Neal Lidster · Answer 4 · Tue Jun 14 2022 06:00:56 GMT+0800 (China Standard Time)

Do you know if there is a workaround for this today? I was looking at certificatedata which appears to let you "add" trust domains to the current mesh, but looks like it relies on adding a bundle url (which in this case would be redundant, as it's effectively the same bundle)

skizot722 · Answer 5 · Tue Jul 12 2022 02:29:14 GMT+0800 (China Standard Time)

Hey @nea1 - did you ever find an alternative approach here? I've run into the exact same situation.

Neal Lidster · Answer 6 · Tue Jul 19 2022 18:59:35 GMT+0800 (China Standard Time)
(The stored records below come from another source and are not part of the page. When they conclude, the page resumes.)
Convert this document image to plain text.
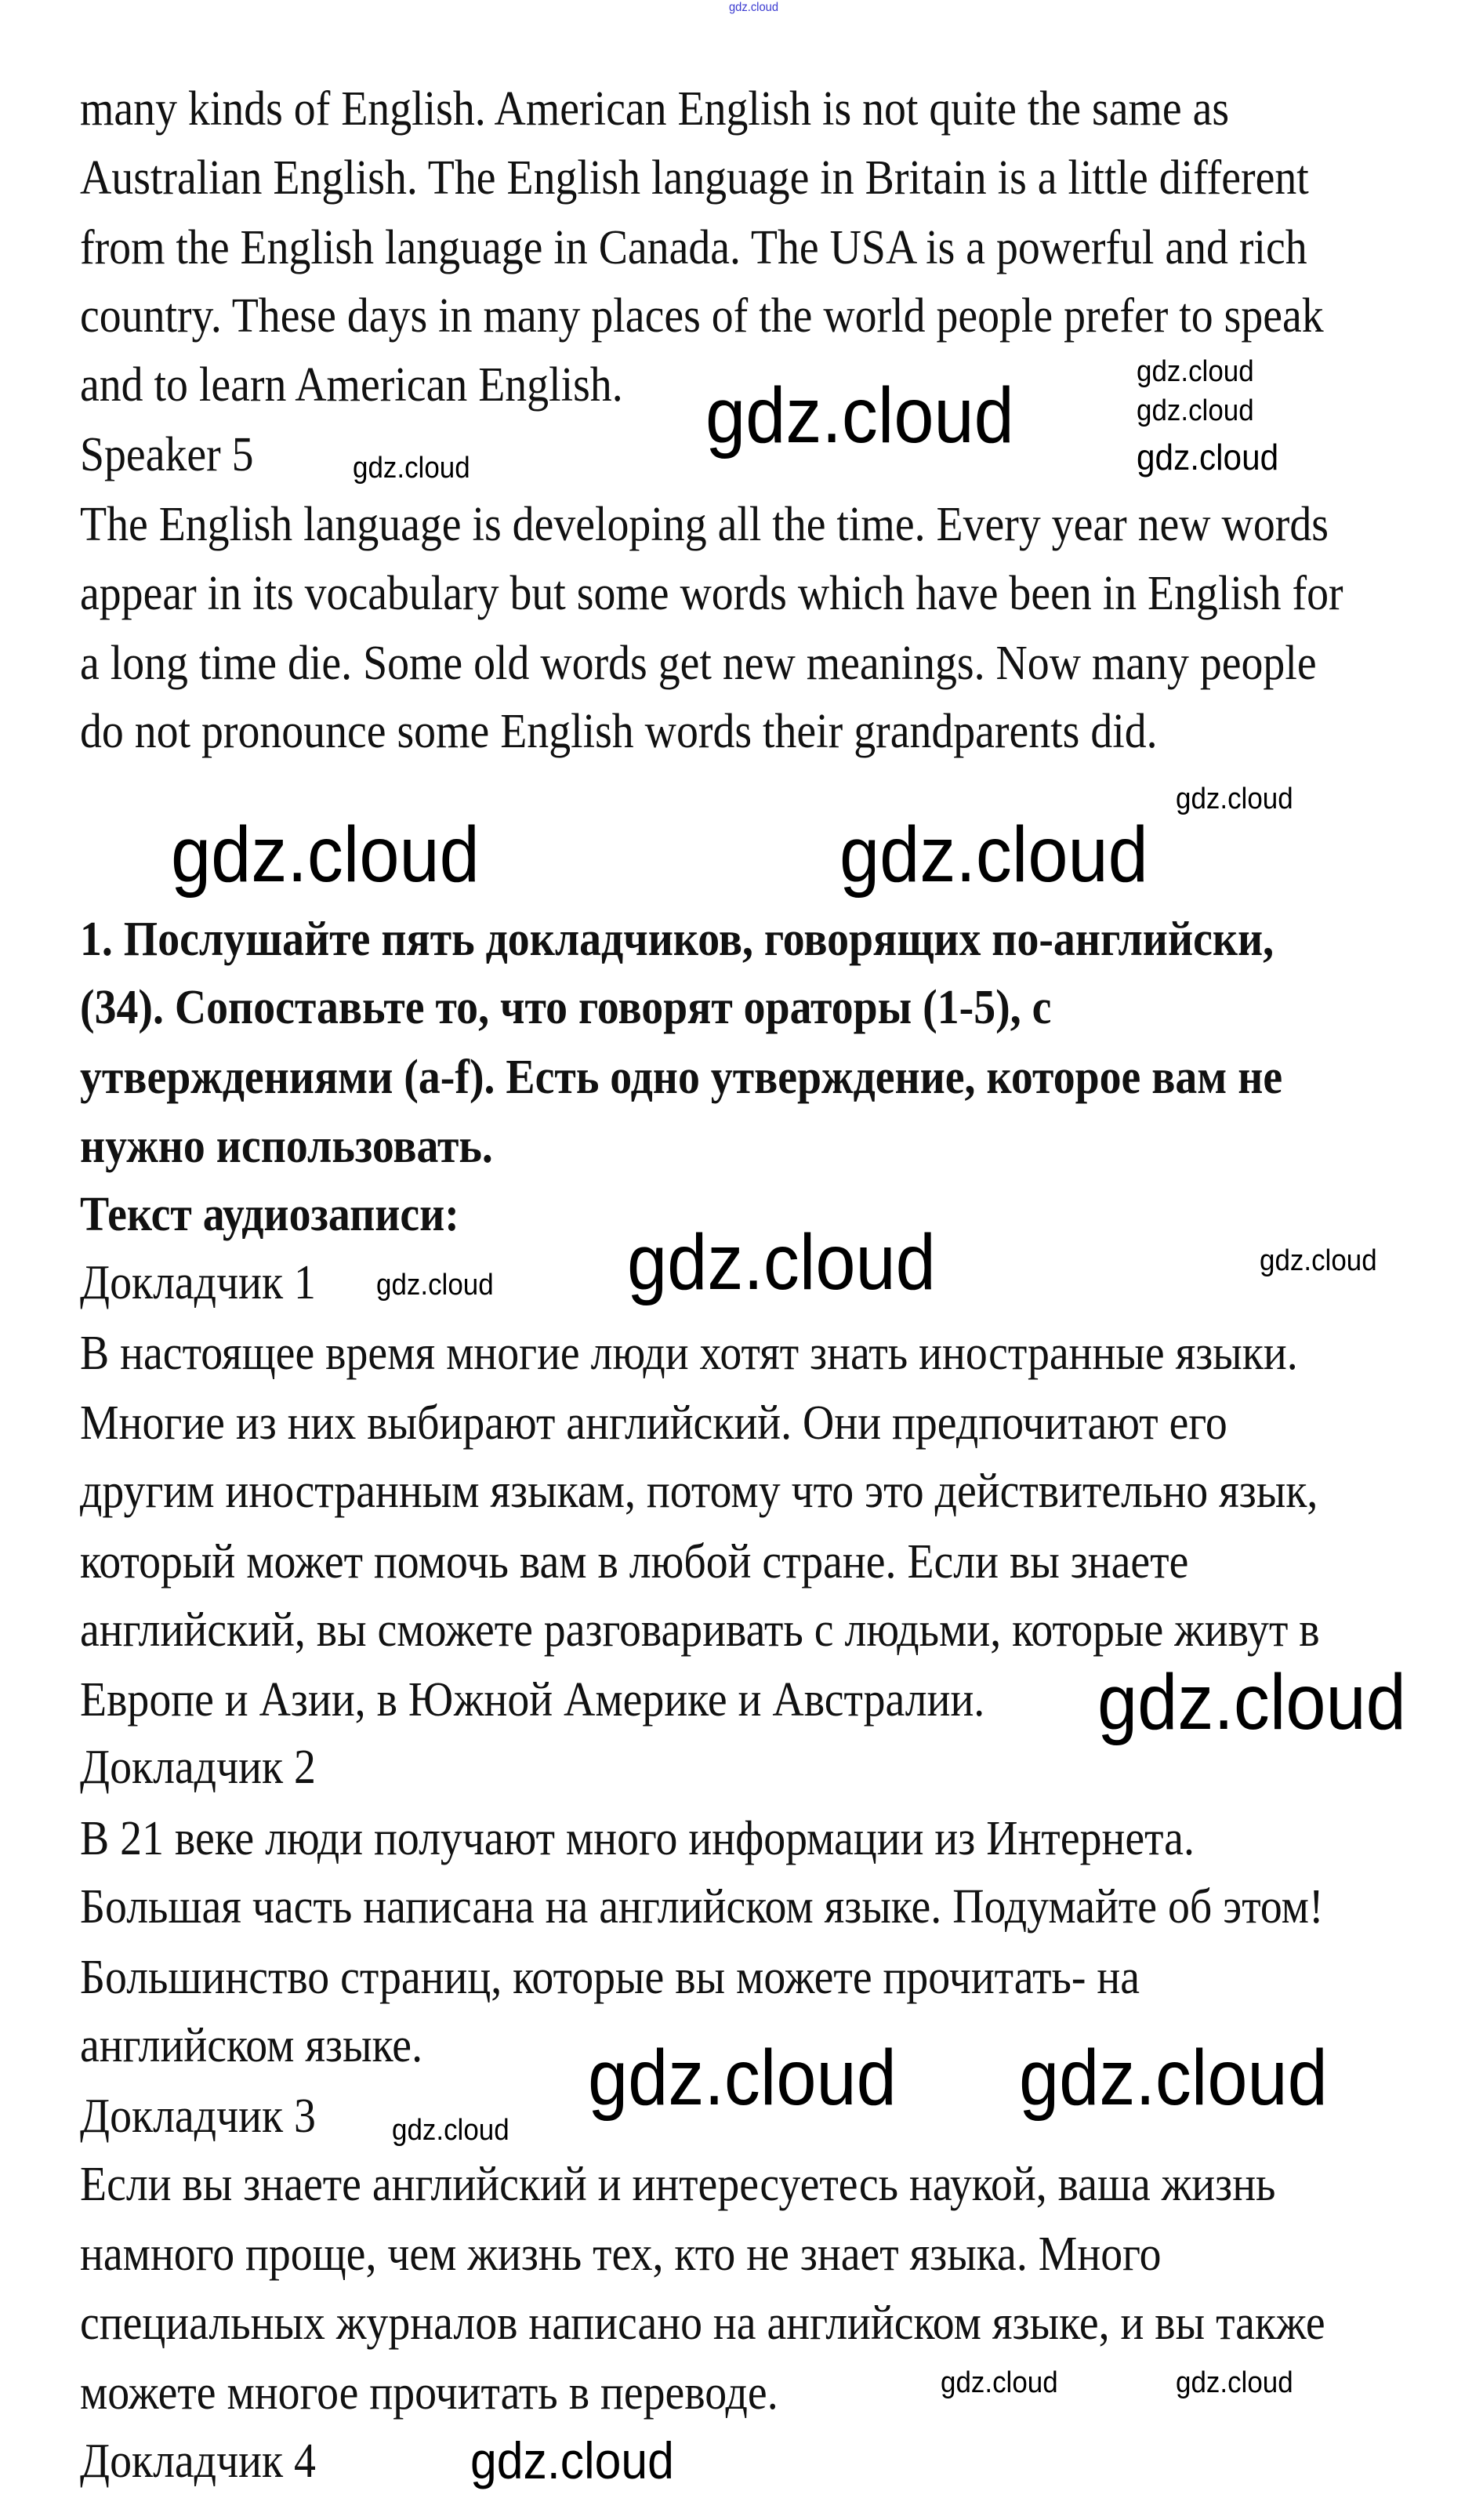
gdz.cloud
many kinds of English. American English is not quite the same as
Australian English. The English language in Britain is a little different
from the English language in Canada. The USA is a powerful and rich
country. These days in many places of the world people prefer to speak
and to learn American English.
Speaker 5
The English language is developing all the time. Every year new words
appear in its vocabulary but some words which have been in English for
a long time die. Some old words get new meanings. Now many people
do not pronounce some English words their grandparents did.
1. Послушайте пять докладчиков, говорящих по-английски,
(34). Сопоставьте то, что говорят ораторы (1-5), с
утверждениями (a-f). Есть одно утверждение, которое вам не
нужно использовать.
Текст аудиозаписи:
Докладчик 1
В настоящее время многие люди хотят знать иностранные языки.
Многие из них выбирают английский. Они предпочитают его
другим иностранным языкам, потому что это действительно язык,
который может помочь вам в любой стране. Если вы знаете
английский, вы сможете разговаривать с людьми, которые живут в
Европе и Азии, в Южной Америке и Австралии.
Докладчик 2
В 21 веке люди получают много информации из Интернета.
Большая часть написана на английском языке. Подумайте об этом!
Большинство страниц, которые вы можете прочитать- на
английском языке.
Докладчик 3
Если вы знаете английский и интересуетесь наукой, ваша жизнь
намного проще, чем жизнь тех, кто не знает языка. Много
специальных журналов написано на английском языке, и вы также
можете многое прочитать в переводе.
Докладчик 4
gdz.cloud
gdz.cloud
gdz.cloud
gdz.cloud	gdz.cloud
gdz.cloud	gdz.cloud
gdz.cloud	gdz.cloud
gdz.cloud
gdz.cloud
gdz.cloud gdz.cloud
gdz.cloud
gdz.cloud
gdz.cloud
gdz.cloud
gdz.cloud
Hey @skizot722 - unfortunately not. I didn't pursue the certificatedata approach I listed above as even if it worked, it would have been difficult to manage for our use case (we have 10s of trust domains across 100+ clusters). Also ultimately it really would have just been a workaround rather than a proper solution. Unfortunately I don't currently have the bandwidth to contribute a fix, so if someone is able to do that then that would be awesome.

Istio Policy Bot · Answer 7 · Thu Sep 15 2022 13:03:01 GMT+0800 (China Standard Time)

🚧 This issue or pull request has been closed due to not having had activity from an Istio team member since 2022-06-01. If you feel this issue or pull request deserves attention, please reopen the issue. Please see this wiki page for more information. Thank you for your contributions.

Created by the issue and PR lifecycle manager.